I meandered along the pathway, capturing my memories of Peru with my typical Wandering Trader pointing picture. I eventually made my way to the Inca Bridge. The bridge was sealed off and for good reason. The bridge seem to consist of a few pieces of wood tied together. Oh Peru, here you are!
I did what any adventurous traveler will do, by moving the barrier aside. I then soon proclaimed myself king of the bridge, after I had crossed it. Today, I am one of those travelers that can say, that I not only visited Machu Picchu, but I was one of the few people who actually crossed the Inca bridge.
How terrifying, I would never cross it again, I know now why they have barriers on the Inca Bridge.
After the frightening experience crossing the bridge, that I had really no business doing, I quickly crossed the bridge back. This time more carefully, as I headed back towards Machu Picchu to tour the entire complex. The walk back wasn’t as fun, since I had the suspicion that I would soon get stopped. A result of me crossing the homemade wooden barrier.
I entered the complex and started to explore with my video camera, in the record position! I overheard a conversation and decided to listen in.. “who invented the first telephone”? asked the tour guide. He quickly interrupted by telling us, it was the Incas!
We approached a small open aired corridor and he had a few people stare into squared crevices that were in the wall. I wasn’t sure what to think of it, until I heard the other women who had her face in another crevice say, “I can hear you”! Apparently the Inca’s invented the telephone, but our Western historians apparently didn’t get the message.
It’s one of many small happenings, that makes Machu Picchu so interesting. One of the cool things that I was able to see was the llamas grazing in the field, right in the middle of the complex. Like seeing Machu Picchu by itself wasn’t enough right? I was able to get some excellent shots of a baby alpaca, following behind its mother.
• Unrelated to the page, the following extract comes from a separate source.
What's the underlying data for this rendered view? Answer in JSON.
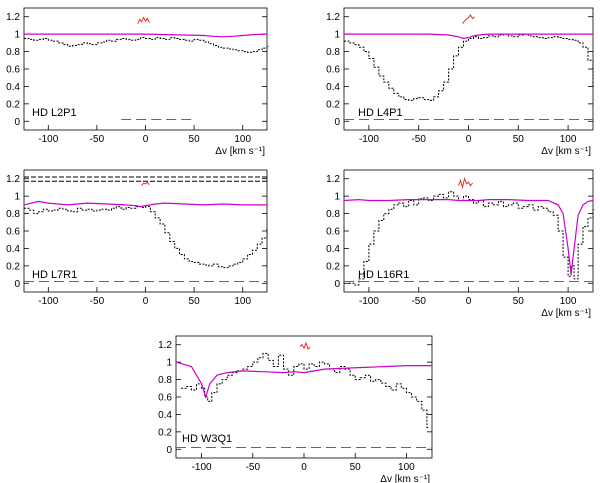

Machu Picchu is one of the most fascinating places that I have been to in South America. The only other times I have been left as deeply in thought, was at the Perito Moreno Glacier in Argentina, the sea turtles in French Guyana, the 2nd Jerusalem in Ethiopia, and when I was walking cheetahs in Zambia. I don’t want to give you a full list of all the cool things that I have done, but the point is:
Machu Picchu is beyond unbelievable.
Now that Peru has shared its marred past with me, it is now time to get to know Peru on a more personal level. I am even considering some overseas investing opportunities there. Travelers should make sure to spend some time in Lima, as prices keep rising. However, it is still a very affordable destination.